Fakta Wahabi dan Drama Bid’ah: Durian Runtuh yang Tak Disangka
THEACEHPOST.COM | Banda Aceh — Ironi terbesar hari ini adalah ketika kelompok yang selama ini dikenal paling vokal menolak segala bentuk seni peran, film, bahkan menyebutnya sebagai sarana bid’ah dan kesesatan, kini justru menjadi garda terdepan dalam mempromosikan sebuah drama.
Mengapa bisa demikian? Karena drama itu menghadirkan sesuatu yang selama ini mereka impikan: pelecehan simbolik terhadap ulama sufi dan tarekat.

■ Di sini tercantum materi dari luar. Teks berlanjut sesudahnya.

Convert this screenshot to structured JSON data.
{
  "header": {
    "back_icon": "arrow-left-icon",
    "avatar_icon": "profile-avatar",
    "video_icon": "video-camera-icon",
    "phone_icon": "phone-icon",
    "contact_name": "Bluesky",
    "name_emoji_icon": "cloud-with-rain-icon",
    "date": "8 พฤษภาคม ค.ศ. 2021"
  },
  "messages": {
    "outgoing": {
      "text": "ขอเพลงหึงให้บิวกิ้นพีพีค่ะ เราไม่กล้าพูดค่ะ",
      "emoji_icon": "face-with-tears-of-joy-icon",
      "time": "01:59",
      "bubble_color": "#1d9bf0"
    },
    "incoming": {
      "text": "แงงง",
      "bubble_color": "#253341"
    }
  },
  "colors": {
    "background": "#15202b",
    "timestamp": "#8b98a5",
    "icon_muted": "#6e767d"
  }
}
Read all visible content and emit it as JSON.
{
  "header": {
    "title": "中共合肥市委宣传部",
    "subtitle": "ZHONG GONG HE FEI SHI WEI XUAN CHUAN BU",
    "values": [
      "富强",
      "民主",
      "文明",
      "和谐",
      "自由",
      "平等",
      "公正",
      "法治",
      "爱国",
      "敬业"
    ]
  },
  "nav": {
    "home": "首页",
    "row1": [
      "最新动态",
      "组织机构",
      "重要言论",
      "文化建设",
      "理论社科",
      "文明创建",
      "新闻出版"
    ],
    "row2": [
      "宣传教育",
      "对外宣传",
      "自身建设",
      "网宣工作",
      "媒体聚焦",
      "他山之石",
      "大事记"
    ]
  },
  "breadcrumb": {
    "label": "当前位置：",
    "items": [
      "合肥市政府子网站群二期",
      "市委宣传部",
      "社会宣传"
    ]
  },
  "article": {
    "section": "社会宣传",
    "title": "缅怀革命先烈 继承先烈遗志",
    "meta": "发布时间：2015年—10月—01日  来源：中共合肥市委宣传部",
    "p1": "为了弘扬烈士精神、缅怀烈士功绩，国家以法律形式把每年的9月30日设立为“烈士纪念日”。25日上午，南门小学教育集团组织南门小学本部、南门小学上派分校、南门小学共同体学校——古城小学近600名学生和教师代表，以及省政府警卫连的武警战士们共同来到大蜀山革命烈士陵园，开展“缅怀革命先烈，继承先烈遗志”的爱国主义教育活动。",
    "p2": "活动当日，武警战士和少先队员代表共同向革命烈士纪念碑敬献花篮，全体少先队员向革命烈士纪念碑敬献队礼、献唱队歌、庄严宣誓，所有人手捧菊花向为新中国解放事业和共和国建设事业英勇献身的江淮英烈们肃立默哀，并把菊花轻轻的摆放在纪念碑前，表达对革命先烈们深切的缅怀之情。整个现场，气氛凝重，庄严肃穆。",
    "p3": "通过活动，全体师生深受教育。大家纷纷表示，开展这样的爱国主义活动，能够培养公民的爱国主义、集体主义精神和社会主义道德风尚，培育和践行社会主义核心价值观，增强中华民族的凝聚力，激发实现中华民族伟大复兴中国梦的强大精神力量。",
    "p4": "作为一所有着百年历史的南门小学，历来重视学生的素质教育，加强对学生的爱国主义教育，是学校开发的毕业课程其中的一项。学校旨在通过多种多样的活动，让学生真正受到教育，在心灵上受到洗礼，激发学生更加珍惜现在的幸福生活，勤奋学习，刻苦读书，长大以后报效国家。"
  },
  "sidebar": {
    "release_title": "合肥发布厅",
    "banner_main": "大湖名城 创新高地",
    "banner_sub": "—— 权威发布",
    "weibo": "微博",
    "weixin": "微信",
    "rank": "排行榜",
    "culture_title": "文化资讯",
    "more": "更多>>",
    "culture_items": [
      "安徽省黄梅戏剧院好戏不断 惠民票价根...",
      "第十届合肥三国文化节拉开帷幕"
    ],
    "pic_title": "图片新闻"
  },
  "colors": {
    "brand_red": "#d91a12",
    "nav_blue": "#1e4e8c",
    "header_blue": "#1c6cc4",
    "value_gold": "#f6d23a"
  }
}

Wahabi selama ini dikenal dengan sikap kerasnya terhadap tasawuf, tarekat, bahkan ulama-ulama pewaris ilmu ma’rifat. Mereka menolak rabithah, mencela tabarruk, menyebut muraqabah sebagai khayalan, dan mencap seluruh praktik spiritual warisan para wali sebagai bid’ah dhalalah. Tapi ketika semua itu digambarkan secara buruk dan dibungkus dalam drama modern yang menggugah emosi penonton, mereka seperti mendapat durian runtuh.
Drama yang memuat karakter “Walid” bukan hanya menjatuhkan pribadi, tetapi menyusupkan narasi jahat: bahwa jubah, serban, jenggot, dan dzikir adalah topeng kejahatan. Bahwa ritual-ritual spiritual sufi adalah dalih kemunafikan. Sungguh licik, sebab pesan ini disisipkan lewat jalan yang dulu mereka haramkan, kini mereka rayakan.
Yang lebih menyedihkan adalah pola propaganda yang dilakukan. Siapa pun yang mengkritik drama itu, baik dengan dalil ilmiah maupun dengan keprihatinan terhadap nasib umat dan marwah ulama, langsung dicap sebagai pelaku atau pembela tokoh fiktif “bejat” tersebut.
Sebuah penggiringan opini yang tidak fair, bahkan menjurus ke fitnah dan pembunuhan karakter. Banyak akun-akun anonim, bodong, palsu yang dengan brutal menyudutkan para pengkritik, padahal yang dikritik bukan substansi cerita, melainkan cara penggambaran ulama dan simbol-simbol Islam yang suci.
Kita harus cerdas membaca ini. Apakah mungkin mereka yang dulu haramkan drama kini begitu bergembira bukan karena nilai dakwahnya, tetapi karena adanya peluang menghantam musuh ideologis mereka lewat medium baru? Bukankah ini menunjukkan niat licik yang dibalut narasi kebenaran?
Saya tidak sedang membela pelaku kejahatan dalam cerita. Saya juga tidak buta terhadap praktik menyimpang, jika benar-benar terjadi. Tapi jangan jadikan film sebagai senjata untuk membunuh citra ulama, khususnya para sufi yang selama ini mengajarkan cinta, rindu, dan kehambaan yang sejati kepada Allah.
Semoga masyarakat tidak mudah terprovokasi. Semoga kita diberi kebijaksanaan untuk membedakan antara kritik objektif dan narasi terselubung yang berbahaya. Dan semoga ulama-ulama sufi tetap istiqamah, sebab sejarah membuktikan: fitnah tak akan meruntuhkan cahaya. Justru dari celah-celah fitnah itulah, keaslian nur para pewaris Nabi semakin bercahaya.